I quoted the Hauerwas Rule earlier: “You always marry the wrong person.” Well, let me tell you: Lisa Michelle Blancato, bless her heart, married the wrong person on June 26, 1993, 28 years ago. She did! I was a mess! And the truth is, there was a better man out there waiting for her, and she didn’t even know it! Good thing, huh?
But here’s some good news: By the grace of God, that better man out there waiting for her… was me! Granted, he didn’t exist back in 1993, and God knows he hasn’t fully come into being yet, but I promise you, God is working on it, and I will be that better man for Lisa. Amen? And the Bible says that’s true for you and your spouse as well.
But here’s some more good news—the best news of all… Look at verse 31. Paul quotes the scripture from the very first wedding, back in Genesis chapter 2: “Therefore a man shall leave his father and mother and hold fast to his wife, and the two shall become one flesh.”
And you’re thinking, “Oh, sure, Paul is talking about husbands and wives, so it’s natural that he would quote these famous words about marriage from Genesis 2.”
But then he says something strange: “This mystery is profound…” “Mystery” is an unusual word: Paul is saying, in other words, “God has revealed the following secret to me.” And what is that secret? “I am saying it”—what is it? Marriage itself—“I am saying that marriage, human marriage, refers to Christ and the church.” In other words, God intended from the beginning of time for marriage to tell the story of how God so loved the world that he gave his only begotten Son.
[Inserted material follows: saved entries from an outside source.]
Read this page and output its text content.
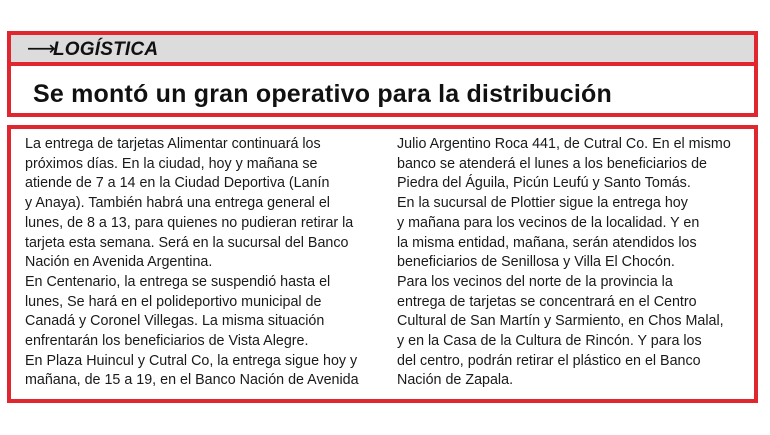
⟶
LOGÍSTICA
Se montó un gran operativo para la distribución
La entrega de tarjetas Alimentar continuará los
próximos días. En la ciudad, hoy y mañana se
atiende de 7 a 14 en la Ciudad Deportiva (Lanín
y Anaya). También habrá una entrega general el
lunes, de 8 a 13, para quienes no pudieran retirar la
tarjeta esta semana. Será en la sucursal del Banco
Nación en Avenida Argentina.
En Centenario, la entrega se suspendió hasta el
lunes, Se hará en el polideportivo municipal de
Canadá y Coronel Villegas. La misma situación
enfrentarán los beneficiarios de Vista Alegre.
En Plaza Huincul y Cutral Co, la entrega sigue hoy y
mañana, de 15 a 19, en el Banco Nación de Avenida
Julio Argentino Roca 441, de Cutral Co. En el mismo
banco se atenderá el lunes a los beneficiarios de
Piedra del Águila, Picún Leufú y Santo Tomás.
En la sucursal de Plottier sigue la entrega hoy
y mañana para los vecinos de la localidad. Y en
la misma entidad, mañana, serán atendidos los
beneficiarios de Senillosa y Villa El Chocón.
Para los vecinos del norte de la provincia la
entrega de tarjetas se concentrará en el Centro
Cultural de San Martín y Sarmiento, en Chos Malal,
y en la Casa de la Cultura de Rincón. Y para los
del centro, podrán retirar el plástico en el Banco
Nación de Zapala.
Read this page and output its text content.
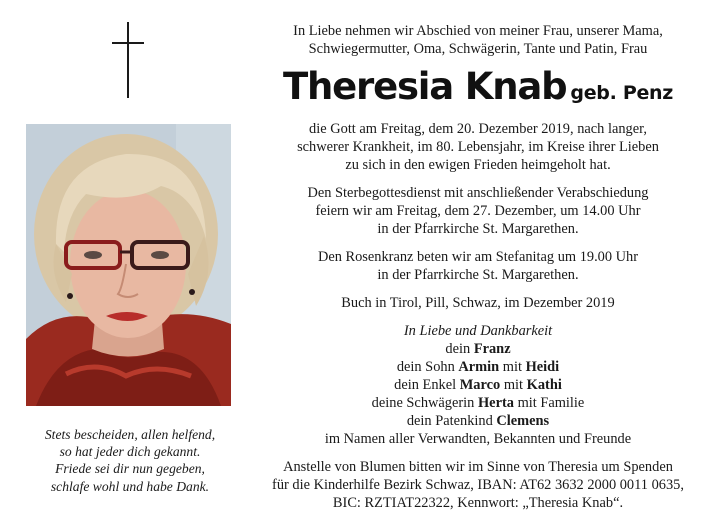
Stets bescheiden, allen helfend,
so hat jeder dich gekannt.
Friede sei dir nun gegeben,
schlafe wohl und habe Dank.
In Liebe nehmen wir Abschied von meiner Frau, unserer Mama,
Schwiegermutter, Oma, Schwägerin, Tante und Patin, Frau
Theresia Knab geb. Penz
die Gott am Freitag, dem 20. Dezember 2019, nach langer,
schwerer Krankheit, im 80. Lebensjahr, im Kreise ihrer Lieben
zu sich in den ewigen Frieden heimgeholt hat.
Den Sterbegottesdienst mit anschließender Verabschiedung
feiern wir am Freitag, dem 27. Dezember, um 14.00 Uhr
in der Pfarrkirche St. Margarethen.
Den Rosenkranz beten wir am Stefanitag um 19.00 Uhr
in der Pfarrkirche St. Margarethen.
Buch in Tirol, Pill, Schwaz, im Dezember 2019
In Liebe und Dankbarkeit
dein Franz
dein Sohn Armin mit Heidi
dein Enkel Marco mit Kathi
deine Schwägerin Herta mit Familie
dein Patenkind Clemens
im Namen aller Verwandten, Bekannten und Freunde
Anstelle von Blumen bitten wir im Sinne von Theresia um Spenden
für die Kinderhilfe Bezirk Schwaz, IBAN: AT62 3632 2000 0011 0635,
BIC: RZTIAT22322, Kennwort: „Theresia Knab“.
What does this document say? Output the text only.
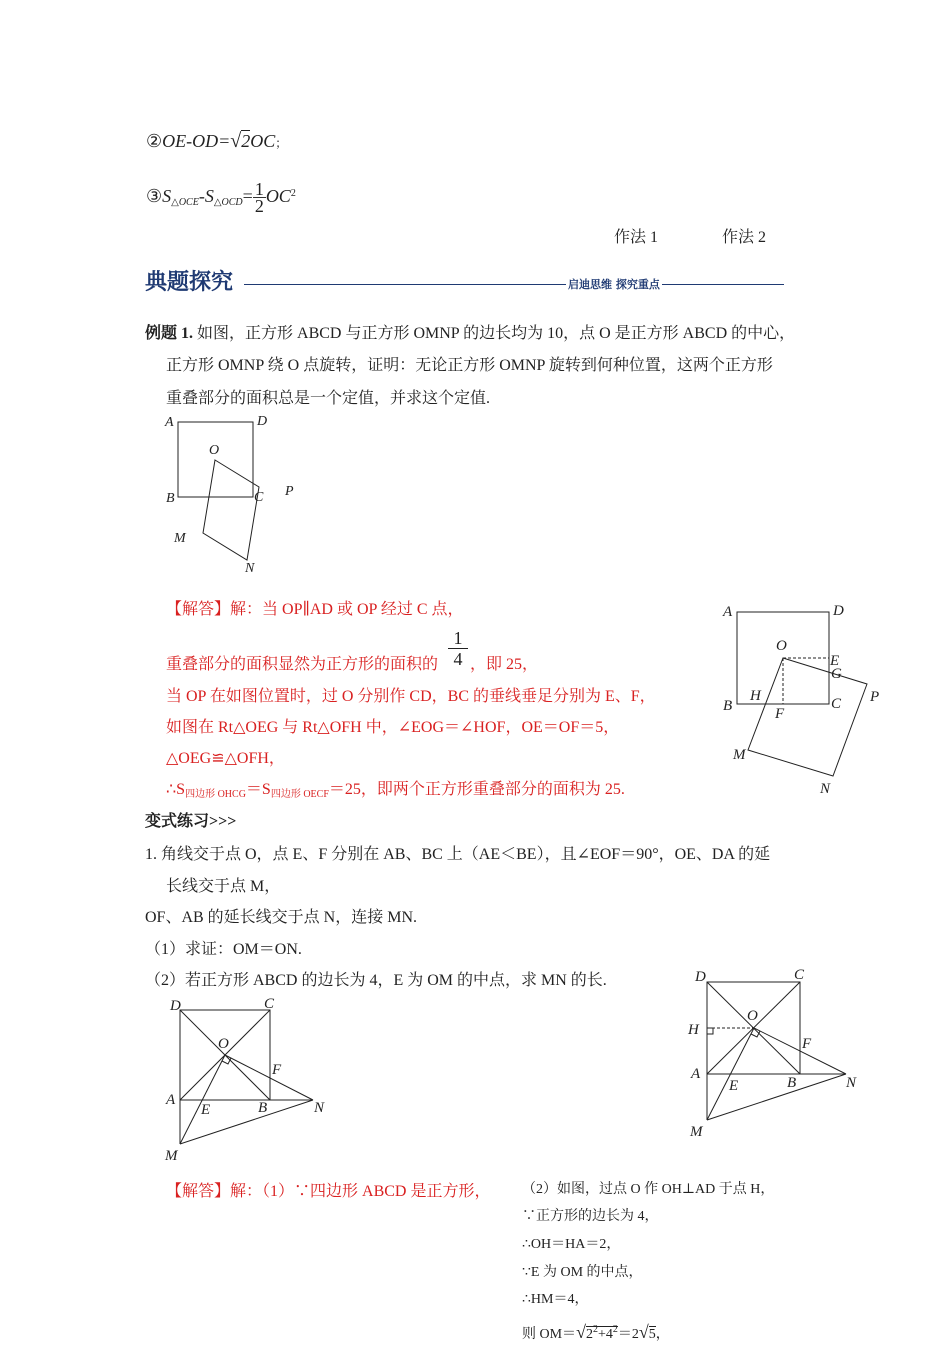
②OE-OD=√2OC；
$③S_{\triangle OCE}-S_{\triangle OCD}= \frac{1}{2} OC^2$
作法 1	作法 2
典题探究	启迪思维 探究重点
例题 1. 如图，正方形 ABCD 与正方形 OMNP 的边长均为 10，点 O 是正方形 ABCD 的中心，
正方形 OMNP 绕 O 点旋转，证明：无论正方形 OMNP 旋转到何种位置，这两个正方形
重叠部分的面积总是一个定值，并求这个定值.
A	D
O
B	C P
M
N
【解答】解：当 OP∥AD 或 OP 经过 C 点，
$\frac{1}{4}$
重叠部分的面积显然为正方形的面积的 ，即 25，
当 OP 在如图位置时，过 O 分别作 CD，BC 的垂线垂足分别为 E、F，
如图在 Rt△OEG 与 Rt△OFH 中，∠EOG＝∠HOF，OE＝OF＝5，
△OEG≌△OFH，
$\therefore S_{四边形 OHCG}=S_{四边形 OECF}=25$，即两个正方形重叠部分的面积为 25.
A	D
O
E
G
H
B	C
F
P
M
N
变式练习>>>
1. 角线交于点 O，点 E、F 分别在 AB、BC 上（AE＜BE），且∠EOF＝90°，OE、DA 的延
长线交于点 M，
OF、AB 的延长线交于点 N，连接 MN.
（1）求证：OM＝ON.
（2）若正方形 ABCD 的边长为 4，E 为 OM 的中点，求 MN 的长.
D	C
O
F
A
E	B	N
M
D	C
O
H
F
A
E	B	N
M
【解答】解：（1）∵四边形 ABCD 是正方形， （2）如图，过点 O 作 OH⊥AD 于点 H，
∵正方形的边长为 4，
∴OH＝HA＝2，
∵E 为 OM 的中点，
∴HM＝4，
则 $OM=√2^2+4^2=2√5$，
So think of it like this: Just as “a man shall leave his father and mother and hold fast to his wife, and the two shall become one flesh,” so the Son of God left his Father in glory and became human. Why? Because he loved us that much… and he wanted to become one flesh with us.
Needless to say, if the love we have for our spouse is supposed to bear witness to Christ’s love for us, well… it’s not a love that gives up easily. Even when times get tough.
I want to close with some words from pastor Tim Keller… In his book The Meaning of Marriage, he says that if you’re married and you’re going through a dry spell, and you’re not feeling the love for your spouse, and you’re not feeling in love in your spouse, and you’re not feeling attracted to your spouse, and you don’t feel affectionate toward your spouse, you should tell yourself something like this:
“Well, when Jesus looked down from the cross, he didn’t think, ‘I am giving myself to you because you are so attractive to me.’ No, he was in agony, and he looked down at us—denying him, abandoning him, and betraying him—and in the greatest act of love in history, he stayed. He said, ‘Father, forgive them; they don’t know what they are doing.’ He loved us, not because we were lovely to him, but to make us lovely. That is why I am going to love my spouse.” Speak to your heart like that, and then fulfill the promises you made on your wedding day.